La banca valuta infatti non solo quanto si guadagni, ma anche quanto sia stabile la capacità di guadagno del richiedente mutuo. La fideiussione diventa quindi una sorta di cuscinetto che compensa l’incertezza del futuro professionale del mutuatario.
Anche se l’ipoteca, ovvero la garanzia reale sull’immobile, resta la garanzia principale del mutuo, essa può non bastare quando il valore dell’immobile è basso rispetto all’importo richiesto o l’immobile presenta criticità (abusi edilizi, mercato poco liquido, stato di conservazione scadente).
Come funziona la fideiussione e quando scatta l’obbligo di pagare
Il fideiussore, ovvero colui che si obbliga a pagare un debito altrui qualora il debitore non vi provveda, risponde con tutto il proprio patrimonio presente e futuro.

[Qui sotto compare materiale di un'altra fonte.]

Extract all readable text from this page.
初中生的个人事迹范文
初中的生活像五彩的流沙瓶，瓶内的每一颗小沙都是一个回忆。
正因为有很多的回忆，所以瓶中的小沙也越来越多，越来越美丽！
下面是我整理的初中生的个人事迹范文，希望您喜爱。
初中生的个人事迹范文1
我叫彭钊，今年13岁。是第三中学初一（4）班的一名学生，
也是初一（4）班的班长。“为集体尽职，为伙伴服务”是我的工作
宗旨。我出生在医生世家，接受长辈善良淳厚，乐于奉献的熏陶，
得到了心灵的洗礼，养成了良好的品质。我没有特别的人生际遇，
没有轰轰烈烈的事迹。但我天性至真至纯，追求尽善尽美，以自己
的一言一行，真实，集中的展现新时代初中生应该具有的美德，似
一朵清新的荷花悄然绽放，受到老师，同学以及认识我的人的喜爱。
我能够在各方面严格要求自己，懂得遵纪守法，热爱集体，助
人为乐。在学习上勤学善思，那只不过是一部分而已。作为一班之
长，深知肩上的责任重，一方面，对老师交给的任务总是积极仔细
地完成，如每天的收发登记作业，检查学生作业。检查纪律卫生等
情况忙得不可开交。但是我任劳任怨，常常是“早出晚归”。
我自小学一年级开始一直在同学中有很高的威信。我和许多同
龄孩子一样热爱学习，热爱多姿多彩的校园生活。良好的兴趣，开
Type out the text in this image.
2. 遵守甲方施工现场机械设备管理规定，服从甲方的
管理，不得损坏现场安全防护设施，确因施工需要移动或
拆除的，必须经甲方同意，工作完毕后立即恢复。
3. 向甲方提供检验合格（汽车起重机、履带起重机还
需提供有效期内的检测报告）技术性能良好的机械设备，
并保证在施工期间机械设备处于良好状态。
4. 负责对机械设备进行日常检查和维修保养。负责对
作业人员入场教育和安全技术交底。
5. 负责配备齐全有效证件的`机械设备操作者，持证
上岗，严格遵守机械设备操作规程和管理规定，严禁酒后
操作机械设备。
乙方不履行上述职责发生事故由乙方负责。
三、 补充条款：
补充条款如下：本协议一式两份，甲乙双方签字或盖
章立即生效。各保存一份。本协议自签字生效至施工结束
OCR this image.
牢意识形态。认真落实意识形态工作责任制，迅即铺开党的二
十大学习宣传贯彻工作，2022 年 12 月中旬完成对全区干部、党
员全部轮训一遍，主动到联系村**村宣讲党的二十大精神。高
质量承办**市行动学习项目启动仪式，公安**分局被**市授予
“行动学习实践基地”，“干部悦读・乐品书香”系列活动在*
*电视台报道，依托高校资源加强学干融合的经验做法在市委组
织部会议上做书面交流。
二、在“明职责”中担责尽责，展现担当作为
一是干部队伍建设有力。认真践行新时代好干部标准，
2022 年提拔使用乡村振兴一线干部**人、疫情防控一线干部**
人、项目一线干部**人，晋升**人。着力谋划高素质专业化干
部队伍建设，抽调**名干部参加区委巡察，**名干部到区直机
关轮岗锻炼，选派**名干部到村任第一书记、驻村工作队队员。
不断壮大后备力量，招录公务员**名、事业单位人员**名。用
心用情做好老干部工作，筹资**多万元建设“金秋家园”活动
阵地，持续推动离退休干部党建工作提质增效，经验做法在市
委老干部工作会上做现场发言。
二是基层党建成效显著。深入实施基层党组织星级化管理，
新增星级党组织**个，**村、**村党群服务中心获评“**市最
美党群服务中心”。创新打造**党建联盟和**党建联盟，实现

Egli, in caso di sottoscrizione di un mutuo, si impegna a versare le rate che non sono state corrisposte dal mutuatario.
Esistono due forme principali di fideiussione:
- fideiussione con beneficio di preventiva escussione: la banca deve prima tentare di recuperare il credito dal mutuatario. È una opzione che deve essere prevista nel contratto stesso e solo in caso di morosità del debitore principale potrà agire nei confronti del fideiussore;
- fideiussione senza beneficio di preventiva escussione (solidale): la banca può rivolgersi direttamente al garante per far fronte alle rate insolute, anche senza aver prima agito contro il debitore.
In entrambi i casi vale la regola in base alla quale sono dovuti anche gli interessi di mora e le altre spese relative al mancato pagamento del mutuo.
Nella pratica, molte fideiussioni sono solidali, cioè senza beneficio: il garante può essere chiamato a pagare subito. In questo caso la banca si rivolge al fideiussore nel momento in cui il debitore non paga una o più rate del mutuo. Non è previsto l’invio di alcuna comunicazione formale da parte dell’istituto di credito.
Attenzione. In caso di decesso del garante l’obbligo passa agli eredi. Per questo, la fideiussione è spesso firmata da genitori o parenti stretti, persone che hanno un forte legame di fiducia con il mutuatario.
Nel caso in cui il garante paghi il debito, scatta nei confronti del debitore il diritto di rivalsa; egli potrà cioè chiedere al debitore la restituzione delle somme da lui pagate. Se invece non adempie la banca potrà agire nei suoi confronti pignorando i beni facenti parte del suo patrimonio, qualora sia necessario.
Come evitare la fideiussione
La fideiussione non sempre è necessaria in quanto, anche nelle situazioni ritenute critiche, possono sussistere delle valide alternative. La banca può richiederla, ma il mutuatario può decidere di ridurre l’importo del mutuo, aumentare l’anticipo, presentare documenti aggiuntivi che dimostrino la stabilità del reddito, scegliere un immobile con valore più elevato o, in ultimo, cambiare istituto di credito.
In alcuni casi, una banca può richiedere la fideiussione mentre un’altra no: dipende dalle politiche interne e dalla valutazione del rischio.